A match-up with his former Senate colleague, 2008 primary opponent and West Wing teammate would test the loyalties and relative influence of a number of key Democratic constituencies.
Fiercely popular with women and with strong bipartisan appeal, Clinton stands to gain from fond memories of a booming economy under her husband’s presidency. Like Biden, she also lays claim to the Obama legacy. But Biden, on many issues, also has cast himself to the left of Obama, staking out ground that could make him an attractive alternative to Clinton for the party’s liberal base in presidential primaries.
“When he takes on gun control or comes out ahead of the curve on gay marriage, he is also right where people are,” said John Anzalone, a Democratic pollster who worked on Obama’s re-election. “He’s evolved just like everyone else.”

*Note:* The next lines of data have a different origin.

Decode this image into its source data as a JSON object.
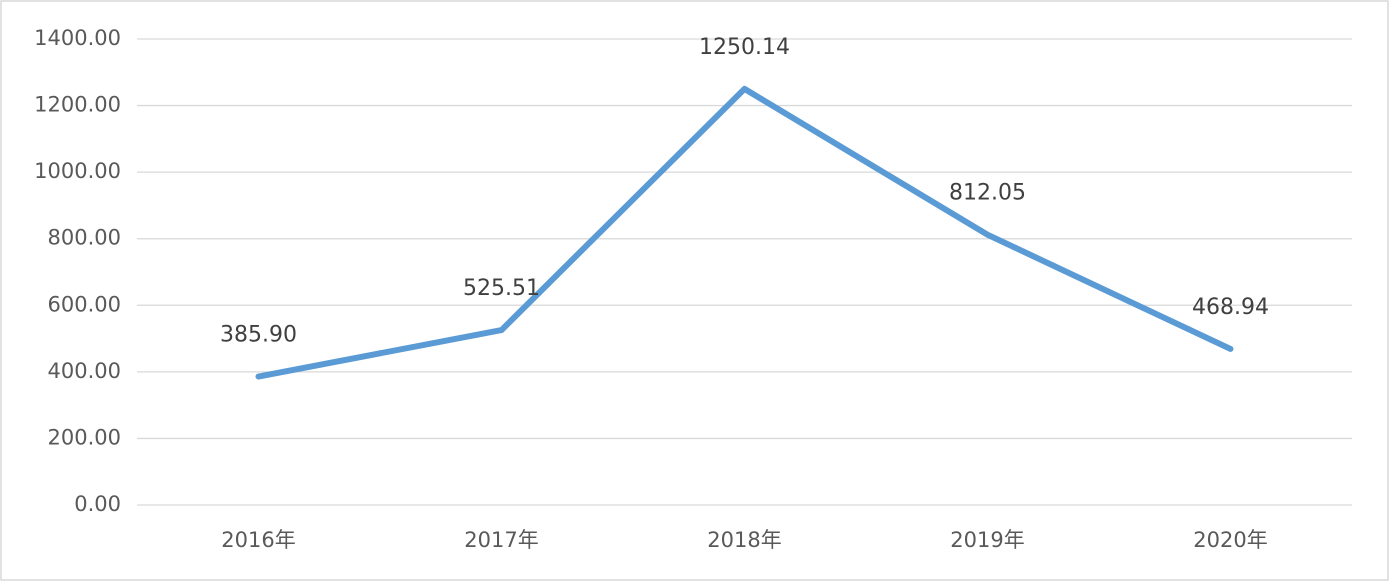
{
  "chart_data": {
    "type": "line",
    "categories": [
      "2016年",
      "2017年",
      "2018年",
      "2019年",
      "2020年"
    ],
    "values": [
      385.9,
      525.51,
      1250.14,
      812.05,
      468.94
    ],
    "value_labels": [
      "385.90",
      "525.51",
      "1250.14",
      "812.05",
      "468.94"
    ],
    "color": "#5b9bd5",
    "ylim": [
      0,
      1400
    ],
    "yticks": [
      {
        "value": 0,
        "label": "0.00"
      },
      {
        "value": 200,
        "label": "200.00"
      },
      {
        "value": 400,
        "label": "400.00"
      },
      {
        "value": 600,
        "label": "600.00"
      },
      {
        "value": 800,
        "label": "800.00"
      },
      {
        "value": 1000,
        "label": "1000.00"
      },
      {
        "value": 1200,
        "label": "1200.00"
      },
      {
        "value": 1400,
        "label": "1400.00"
      }
    ],
    "grid": true
  }
}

Unlike Obama, whose appearances are carefully choreographed to leave nothing to chance, each of Biden’s public events has an element of suspense. His supporters say his seeming inability to hide his true feelings about an issue speaks to an honesty and candor that are at the heart of his appeal. But White House officials have privately griped about the fallout and distractions when he struggles to stay on message in a highly politicized environment.
“The standing joke in the office is Barack’s learning to speak without a teleprompter, I’m learning to speak with one,” Biden quipped Tuesday at a Jewish American heritage event, managing to be self-effacing while coming close to slighting his boss in the course of a single sentence.

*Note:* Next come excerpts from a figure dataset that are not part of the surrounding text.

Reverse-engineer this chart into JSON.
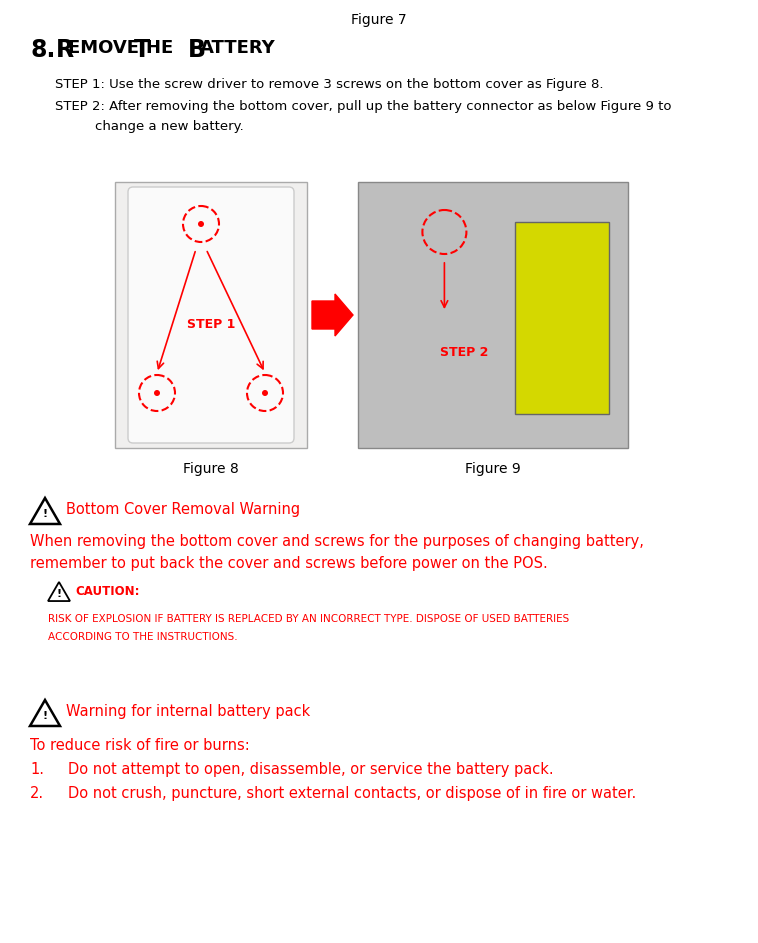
{
  "fig7_label": "Figure 7",
  "step1": "STEP 1: Use the screw driver to remove 3 screws on the bottom cover as Figure 8.",
  "step2_line1": "STEP 2: After removing the bottom cover, pull up the battery connector as below Figure 9 to",
  "step2_line2": "change a new battery.",
  "fig8_label": "Figure 8",
  "fig9_label": "Figure 9",
  "warning1_title": "Bottom Cover Removal Warning",
  "warning1_body1": "When removing the bottom cover and screws for the purposes of changing battery,",
  "warning1_body2": "remember to put back the cover and screws before power on the POS.",
  "caution_label": "CAUTION:",
  "caution_body1": "RISK OF EXPLOSION IF BATTERY IS REPLACED BY AN INCORRECT TYPE. DISPOSE OF USED BATTERIES",
  "caution_body2": "ACCORDING TO THE INSTRUCTIONS.",
  "warning2_title": "Warning for internal battery pack",
  "warning2_intro": "To reduce risk of fire or burns:",
  "warning2_item1": "Do not attempt to open, disassemble, or service the battery pack.",
  "warning2_item2": "Do not crush, puncture, short external contacts, or dispose of in fire or water.",
  "red": "#FF0000",
  "black": "#000000",
  "white": "#FFFFFF",
  "img1_facecolor": "#F0EFEE",
  "img2_facecolor": "#BEBEBE"
}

Douglas Brinkley, a presidential historian at Rice University who interviewed Biden for a recent feature in Rolling Stone magazine, said Biden’s become “the Chris Christie of the Democratic Party,” a reference to New Jersey’s shoot-from-the-hip Republican governor.
“Biden’s kind of a joke to the right,” Brinkley said, “but in core Democratic circles, they feel that somehow this longtime Washington politician has packaged himself as the straight talker who’s not hostage to Washington.”
“That kind of makeover doesn’t happen by accident,” he said.
Behind the scenes, Biden is doing the legwork to keep his membership current in key Democratic circles. He’s making recruitment calls for the House Democrats’ campaign arm ahead of the 2014 midterms. During inaugural weekend, he schmoozed with prominent Democrats from Iowa and New Hampshire — the first two states to hold presidential primary contests. While vacationing in early April in South Carolina, another key early primary state, Biden invited the state party chair, Dick Harpootlian, for a round of golf.
A few weeks later, Biden was back in the Palmetto State, where he let his voice rise to a boil as he keynoted the state party’s annual fundraising dinner.
“To all of a sudden, since the last election, hear our Republican friends talk about how much they value the middle class … ” Biden said with dismay. He noted state Republicans were holding a competing dinner a few miles away. “I’ll bet they’re talking about the middle class — oomph.”
When the laughter subsided, a more restrained Biden emerged.
“I don’t want to make any news tonight,” he said.
“Go ahead!” one activist in the audience shouted, egging him on.
Minutes later, Biden was whisked by motorcade across town, where he riffed on voting access before a casual crowd downing beers at a fish fry in honor of longtime Rep. James Clyburn, D-S.C. For almost an hour, he worked a rope-line, five-people deep, greeting supporters and posing for pictures the way he did years earlier in two unsuccessful presidential campaigns.